Your huddled masses  yearning to be free,

The wretced refuse of your teeming shore.

Send these, the homeless, tempest-tost to me.

I lift my lamp beside the golden door.”

by Emma Lazarus

That was then (1883). This is now (2026).

In 1990, Congress passed the Temporary Protected Status Program into law, giving the Homeland Security Department the authority to allow into the country citizens of other countries whose internal conditions would not enable their citizens to return safely to their home countries because of national disaster, and that law allowed those displaced citizens to live and work in the U.S. on a temporary basis (read, for example, Haiti in 2010 after its earthquake) or armed conflict (read Syria in 2012). A well meaning law, to be sure, on sync with the thoughts behind Emma Lazarus’ sonnet (of which the above lines are the second, and better known, half).

But the law wasn’t perfectly written (what law is?) and undoubtedly assumed good faith on the part of those who would be administering it. For example, law was not explicit on when such temporary shelter could be reversed. In case of beneficiaries from Syria and Haiti, we are now about 15 years after the initial designation, and once refugees are here for 15 years, dislodging them can be very painful. They have not only lived in this country for a decade and a half, they have married (sometimes marrying U.S. citizens), they have had children (all of whom born here are U.S. citizens), they have bought houses (payment for which depends upon their income), they have had occupations (sometimes being heavily relied upon by employers, customers and others), and they have become threads in the fabrics of their communities. Perhaps the law never contemplated TPS (as it is called) for such a long period; I don’t know.
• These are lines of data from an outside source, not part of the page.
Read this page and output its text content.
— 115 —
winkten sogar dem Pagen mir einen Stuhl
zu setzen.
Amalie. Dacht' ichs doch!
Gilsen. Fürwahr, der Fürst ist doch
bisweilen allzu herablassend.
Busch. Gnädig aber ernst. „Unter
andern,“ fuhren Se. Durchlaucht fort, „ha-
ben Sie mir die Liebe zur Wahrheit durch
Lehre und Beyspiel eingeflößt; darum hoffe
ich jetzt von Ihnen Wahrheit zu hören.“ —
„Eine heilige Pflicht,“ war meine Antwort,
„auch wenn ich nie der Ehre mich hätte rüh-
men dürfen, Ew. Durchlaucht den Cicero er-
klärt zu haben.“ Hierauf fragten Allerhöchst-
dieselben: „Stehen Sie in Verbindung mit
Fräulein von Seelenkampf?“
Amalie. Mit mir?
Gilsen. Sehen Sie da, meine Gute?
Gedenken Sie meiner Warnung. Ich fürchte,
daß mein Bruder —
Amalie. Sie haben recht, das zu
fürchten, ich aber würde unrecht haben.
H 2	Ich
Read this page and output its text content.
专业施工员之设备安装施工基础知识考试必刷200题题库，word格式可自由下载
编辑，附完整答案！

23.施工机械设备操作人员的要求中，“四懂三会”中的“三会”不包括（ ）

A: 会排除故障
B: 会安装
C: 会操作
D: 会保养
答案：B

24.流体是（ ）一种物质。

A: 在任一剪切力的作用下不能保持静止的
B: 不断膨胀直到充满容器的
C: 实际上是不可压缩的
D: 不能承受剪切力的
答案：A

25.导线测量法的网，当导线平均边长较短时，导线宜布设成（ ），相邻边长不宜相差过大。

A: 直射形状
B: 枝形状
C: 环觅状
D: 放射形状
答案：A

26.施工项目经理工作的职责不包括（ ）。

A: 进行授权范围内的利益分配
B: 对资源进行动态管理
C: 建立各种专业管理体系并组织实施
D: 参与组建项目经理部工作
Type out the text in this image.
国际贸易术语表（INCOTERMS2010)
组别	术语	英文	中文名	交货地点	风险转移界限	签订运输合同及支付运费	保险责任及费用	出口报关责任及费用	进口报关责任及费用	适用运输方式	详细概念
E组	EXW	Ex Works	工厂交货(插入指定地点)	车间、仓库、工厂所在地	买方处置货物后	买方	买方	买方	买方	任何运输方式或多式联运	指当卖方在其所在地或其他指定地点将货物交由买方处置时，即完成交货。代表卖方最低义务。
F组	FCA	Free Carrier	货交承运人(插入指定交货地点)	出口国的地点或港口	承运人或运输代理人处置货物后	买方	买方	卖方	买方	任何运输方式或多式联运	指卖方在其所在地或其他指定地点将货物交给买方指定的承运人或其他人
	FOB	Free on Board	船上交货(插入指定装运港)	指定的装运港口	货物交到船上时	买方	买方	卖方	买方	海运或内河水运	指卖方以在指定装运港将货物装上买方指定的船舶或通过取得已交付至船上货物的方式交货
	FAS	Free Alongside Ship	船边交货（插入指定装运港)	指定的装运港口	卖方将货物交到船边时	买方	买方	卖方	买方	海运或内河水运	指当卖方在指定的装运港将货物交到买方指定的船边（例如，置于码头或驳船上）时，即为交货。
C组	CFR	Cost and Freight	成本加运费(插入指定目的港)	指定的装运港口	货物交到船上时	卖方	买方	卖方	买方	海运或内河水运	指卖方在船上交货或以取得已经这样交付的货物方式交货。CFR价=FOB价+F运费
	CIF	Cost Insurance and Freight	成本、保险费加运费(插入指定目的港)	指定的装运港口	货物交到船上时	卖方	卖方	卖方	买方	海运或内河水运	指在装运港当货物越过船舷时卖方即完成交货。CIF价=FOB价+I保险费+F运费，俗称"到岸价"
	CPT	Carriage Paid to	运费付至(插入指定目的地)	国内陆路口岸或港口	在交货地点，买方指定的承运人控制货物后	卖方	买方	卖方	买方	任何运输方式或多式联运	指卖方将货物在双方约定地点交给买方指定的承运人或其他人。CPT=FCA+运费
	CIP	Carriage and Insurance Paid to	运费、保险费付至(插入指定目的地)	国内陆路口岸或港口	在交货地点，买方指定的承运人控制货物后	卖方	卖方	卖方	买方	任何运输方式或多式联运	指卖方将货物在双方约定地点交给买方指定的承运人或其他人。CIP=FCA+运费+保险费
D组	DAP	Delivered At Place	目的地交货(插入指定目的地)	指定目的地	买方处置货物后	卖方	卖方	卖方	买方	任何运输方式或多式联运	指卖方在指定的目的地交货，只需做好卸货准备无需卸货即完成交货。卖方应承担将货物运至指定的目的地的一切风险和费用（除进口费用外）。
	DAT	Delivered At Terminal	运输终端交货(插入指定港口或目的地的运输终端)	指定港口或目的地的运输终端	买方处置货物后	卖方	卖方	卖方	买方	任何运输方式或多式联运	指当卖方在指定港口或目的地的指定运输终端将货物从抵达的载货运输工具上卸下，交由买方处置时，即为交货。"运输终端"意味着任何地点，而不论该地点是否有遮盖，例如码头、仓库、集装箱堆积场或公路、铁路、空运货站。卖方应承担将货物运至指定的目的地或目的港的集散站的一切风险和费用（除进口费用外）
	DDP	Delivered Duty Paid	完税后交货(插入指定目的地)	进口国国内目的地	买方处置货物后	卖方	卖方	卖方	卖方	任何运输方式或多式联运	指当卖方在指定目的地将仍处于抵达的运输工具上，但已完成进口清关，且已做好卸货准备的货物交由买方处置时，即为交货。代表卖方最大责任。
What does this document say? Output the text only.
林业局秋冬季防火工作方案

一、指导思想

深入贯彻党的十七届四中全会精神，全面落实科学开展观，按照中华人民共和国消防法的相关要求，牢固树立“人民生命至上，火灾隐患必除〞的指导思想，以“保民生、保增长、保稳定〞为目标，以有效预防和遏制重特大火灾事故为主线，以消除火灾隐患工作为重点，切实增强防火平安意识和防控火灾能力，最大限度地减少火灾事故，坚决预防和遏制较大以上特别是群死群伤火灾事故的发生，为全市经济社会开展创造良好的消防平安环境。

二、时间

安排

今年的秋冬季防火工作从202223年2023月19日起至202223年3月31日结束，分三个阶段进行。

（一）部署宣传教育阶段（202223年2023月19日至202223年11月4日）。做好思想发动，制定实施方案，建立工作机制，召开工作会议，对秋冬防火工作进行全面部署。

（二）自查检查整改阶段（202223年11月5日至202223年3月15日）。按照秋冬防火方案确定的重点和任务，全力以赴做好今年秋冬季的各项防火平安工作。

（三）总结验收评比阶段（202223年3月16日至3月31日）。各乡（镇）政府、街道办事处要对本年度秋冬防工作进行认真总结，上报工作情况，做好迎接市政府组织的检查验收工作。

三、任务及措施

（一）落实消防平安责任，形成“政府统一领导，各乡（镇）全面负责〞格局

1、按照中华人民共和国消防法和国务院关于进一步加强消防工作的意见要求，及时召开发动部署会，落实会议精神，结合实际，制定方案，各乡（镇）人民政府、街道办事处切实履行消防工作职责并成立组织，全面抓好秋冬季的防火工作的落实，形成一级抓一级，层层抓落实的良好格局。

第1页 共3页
The law gave discretion of the Department of Homeland Security not only to give TPS, but to withdraw it, and that is what the Trump administration, under former Secretary Kristi Noem decided to do. The law did two more things, as I understand it. It set forth procedural steps that the Secretary was to take to determine whether ending TPS was appropriate, and it provided that the decision of the Secretary was not reviewable by the Courts.

The Supreme Court ruled 6-3 that the Homeland Security Secretary’s ruling as to the Haitians and the Syrians, right or wrong, humane or inhumane, was by law not reviewable by the courts. Period. The three dissenting liberal judges said that, while the decision was not reviewable, the Secretary was required to go through certain steps to inform his/her decision, and whether these steps were followed was reviewable.

I haven’t studied this case at all, so frankly I don’t know, as a matter of law, who was right. But I do know that the position taken by the Court is going to create havoc not for a small number of people, but a larger number, and that the havoc was not necessary.

The case before the Supreme Court involved citizens of Haiti and Syria. There are about 330,000 Haitians in the United States with TPS, and about 6,000 Syrians. But the same reasoning would presumably apply to citizens of other countries whose status under the program could change at any time. The estimates of the entire number of people in the United States with Temporary Protective Status is about 1,300,000, from 17 countries. The largest numbers are from Venezuela (over 600,000), Haiti, El Salvador and Ukraine.

Because so many TPS beneficiaries have established social ties over their years here, it is estimated that the 1,300,000 TPS holders live with approximately 900,000 American citizens (spouses and children for the most part). So, like the other actions of the Trump administration with regard to other immigrants (those who came here legally, and those who did not), many, many, many, many Americans are affected, with families broken up because of loss of a parent, or thrown into poverty because of lack of an earner. The ultimate effects are on the children.

It was Gerald Ford who said in 1974, “My fellow Americans, our long national nightmare is over.” He was of course speaking of Watergate and he was correct. But it may be worthwhile to see a little more of what he said: “My fellow Americans, our long national nightmare is over….Our Constitution works, our great Republic is a government of laws and not of men. here the people rule. But there is a higher power, by whatever name we honor him, who ordains not only righteousness but love, not only justice, but mercy.”

I always liked the decency of Gerald Ford. His steady hand steadied the country at a time of crisis. Where is the Gerald Ford of 2026? We need to find him/her, because until we do……the nightmare continues.